The system automatically skips caching if:

  • Result is null
  • Result is undefined
// If microservice returns null, it won't be cached
const resource = await sendWithContext(..., null, { enabled: true });
// null result → not cached → next request will call microservice again ✅

Cache errors never break your requests.

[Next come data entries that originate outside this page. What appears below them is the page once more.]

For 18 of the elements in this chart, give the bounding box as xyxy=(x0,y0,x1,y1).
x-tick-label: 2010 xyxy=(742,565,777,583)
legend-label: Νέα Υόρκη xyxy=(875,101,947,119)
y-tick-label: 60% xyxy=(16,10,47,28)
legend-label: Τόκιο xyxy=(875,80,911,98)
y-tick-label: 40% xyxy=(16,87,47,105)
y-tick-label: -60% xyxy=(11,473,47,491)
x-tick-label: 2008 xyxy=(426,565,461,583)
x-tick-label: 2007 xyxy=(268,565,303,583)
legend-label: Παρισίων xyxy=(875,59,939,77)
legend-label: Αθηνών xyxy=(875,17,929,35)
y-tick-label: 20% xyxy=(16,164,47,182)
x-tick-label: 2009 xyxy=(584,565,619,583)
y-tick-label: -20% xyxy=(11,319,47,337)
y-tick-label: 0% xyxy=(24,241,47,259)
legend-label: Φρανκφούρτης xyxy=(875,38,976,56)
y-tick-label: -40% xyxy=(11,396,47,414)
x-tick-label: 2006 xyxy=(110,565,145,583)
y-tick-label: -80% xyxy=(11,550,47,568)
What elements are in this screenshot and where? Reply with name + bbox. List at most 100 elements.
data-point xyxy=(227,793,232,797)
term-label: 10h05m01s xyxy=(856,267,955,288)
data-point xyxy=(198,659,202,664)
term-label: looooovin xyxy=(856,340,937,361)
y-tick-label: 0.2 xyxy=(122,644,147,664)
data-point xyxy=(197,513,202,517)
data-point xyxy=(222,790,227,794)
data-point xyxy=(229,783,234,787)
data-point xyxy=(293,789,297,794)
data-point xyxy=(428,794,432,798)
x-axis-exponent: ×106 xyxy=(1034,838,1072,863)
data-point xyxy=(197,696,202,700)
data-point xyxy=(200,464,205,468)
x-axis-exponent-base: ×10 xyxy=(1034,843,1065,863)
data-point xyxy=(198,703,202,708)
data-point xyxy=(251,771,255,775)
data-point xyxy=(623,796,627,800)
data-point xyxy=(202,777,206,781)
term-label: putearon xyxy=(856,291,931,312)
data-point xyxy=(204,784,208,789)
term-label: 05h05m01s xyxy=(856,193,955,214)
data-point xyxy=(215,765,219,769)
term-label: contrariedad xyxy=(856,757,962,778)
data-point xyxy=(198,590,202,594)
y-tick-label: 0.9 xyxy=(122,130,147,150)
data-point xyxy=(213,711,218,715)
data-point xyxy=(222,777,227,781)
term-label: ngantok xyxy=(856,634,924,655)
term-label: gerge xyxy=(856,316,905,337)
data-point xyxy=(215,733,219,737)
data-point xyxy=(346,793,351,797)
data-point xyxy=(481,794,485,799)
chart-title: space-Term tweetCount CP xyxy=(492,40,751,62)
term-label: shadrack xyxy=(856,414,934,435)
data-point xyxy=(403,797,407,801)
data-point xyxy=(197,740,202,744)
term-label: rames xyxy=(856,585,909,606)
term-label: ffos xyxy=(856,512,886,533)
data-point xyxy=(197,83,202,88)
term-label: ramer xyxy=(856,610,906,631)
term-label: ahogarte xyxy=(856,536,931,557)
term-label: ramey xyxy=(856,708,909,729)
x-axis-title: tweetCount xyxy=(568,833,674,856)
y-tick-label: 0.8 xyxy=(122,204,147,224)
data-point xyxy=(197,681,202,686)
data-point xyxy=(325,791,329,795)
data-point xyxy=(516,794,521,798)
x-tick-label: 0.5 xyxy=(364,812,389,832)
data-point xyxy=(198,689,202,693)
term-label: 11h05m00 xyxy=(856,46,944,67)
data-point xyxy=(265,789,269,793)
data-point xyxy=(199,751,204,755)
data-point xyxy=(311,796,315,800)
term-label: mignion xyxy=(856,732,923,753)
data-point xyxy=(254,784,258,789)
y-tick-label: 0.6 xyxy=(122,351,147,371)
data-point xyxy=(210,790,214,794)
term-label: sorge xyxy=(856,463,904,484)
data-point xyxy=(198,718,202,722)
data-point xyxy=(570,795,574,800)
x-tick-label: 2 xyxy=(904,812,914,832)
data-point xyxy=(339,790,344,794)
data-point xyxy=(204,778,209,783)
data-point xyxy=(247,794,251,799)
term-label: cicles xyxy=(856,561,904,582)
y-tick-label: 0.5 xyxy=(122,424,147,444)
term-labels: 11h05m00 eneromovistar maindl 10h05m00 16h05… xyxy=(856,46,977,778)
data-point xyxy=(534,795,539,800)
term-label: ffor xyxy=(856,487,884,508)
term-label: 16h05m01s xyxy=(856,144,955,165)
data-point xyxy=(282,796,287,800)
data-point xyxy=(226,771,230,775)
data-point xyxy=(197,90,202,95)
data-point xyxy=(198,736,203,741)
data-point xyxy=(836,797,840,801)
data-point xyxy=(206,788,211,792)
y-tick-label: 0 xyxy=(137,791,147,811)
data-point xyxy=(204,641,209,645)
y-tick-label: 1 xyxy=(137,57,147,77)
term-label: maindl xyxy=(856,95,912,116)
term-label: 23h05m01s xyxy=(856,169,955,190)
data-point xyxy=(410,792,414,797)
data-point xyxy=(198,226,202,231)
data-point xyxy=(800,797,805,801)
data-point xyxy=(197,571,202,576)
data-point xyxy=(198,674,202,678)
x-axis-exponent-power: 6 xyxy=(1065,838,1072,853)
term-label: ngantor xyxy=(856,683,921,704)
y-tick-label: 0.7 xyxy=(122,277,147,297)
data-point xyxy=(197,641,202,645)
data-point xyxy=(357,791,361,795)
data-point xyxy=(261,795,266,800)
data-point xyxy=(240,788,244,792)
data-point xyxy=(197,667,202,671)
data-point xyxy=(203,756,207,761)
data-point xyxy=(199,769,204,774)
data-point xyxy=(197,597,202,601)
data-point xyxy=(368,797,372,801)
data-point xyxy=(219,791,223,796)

The system:

  • Logs the error
  • Continues with microservice call
  • Returns the microservice result
// Even if Redis is down, this works:
const resource = await sendWithContext(..., { enabled: true });
// Redis down → logs warning → calls microservice → returns result ✅
// ✅ GOOD: Cache GET operations
{ cmd: 'get_resource_by_id' } // Cache this
// ❌ BAD: Don't cache state-changing operations
{ cmd: 'update_resource' } // Don't cache this
{ cmd: 'create_engagement' } // Don't cache this

If you need to manually clear cache:

import { Inject } from '@nestjs/common';
import Redis from 'ioredis';
import { AppMicroservice } from '@lib/common/enum/app-microservice.enum';
@Injectable()
export class SomeService {
constructor(
@Inject(AppMicroservice.Redis.name)
private readonly redisClient: Redis,
) {}
async invalidateResourceCache(resourceId: string) {
// Delete specific cache key pattern
const pattern = 'microservice:get_resource:*';
const keys = await this.redisClient.keys(pattern);
if (keys.length > 0) {
await this.redisClient.del(...keys);
}
}
}

All cached data automatically expires after TTL. No manual cleanup needed.


Check:

  1. ✅ Redis is running: redis-cli ping → should return PONG
  2. cacheOptions.enabled is true
  3. ✅ Result is not null or undefined
  4. ✅ Check logs for cache errors

Solutions:

  1. Reduce TTL values
  2. Use more specific cache keys (avoid caching large datasets)
  3. Monitor Redis memory: redis-cli info memory
  4. Consider cache size limits

Solutions:

  1. Reduce TTL for volatile data
  2. Implement cache invalidation on updates
  3. Use cache only for truly immutable/slow-changing data

Example: Fetching Resource Profile

ScenarioResponse TimeSavings
No Cache (Microservice call)45ms-
Cache Hit (Redis)3ms93% faster

Benefit: For 1000 requests/minute, caching saves ~42 seconds of cumulative response time.


When to use caching:

  • ✅ Read-only operations
  • ✅ Data changes infrequently
  • ✅ High read volume
  • ✅ Acceptable slight staleness

When NOT to use caching:

  • ❌ Real-time data
  • ❌ Transactional operations
  • ❌ Personalized/user-specific data (unless scoped properly)
  • ❌ Large datasets

Remember: Caching is a performance optimization, not a replacement for proper service design.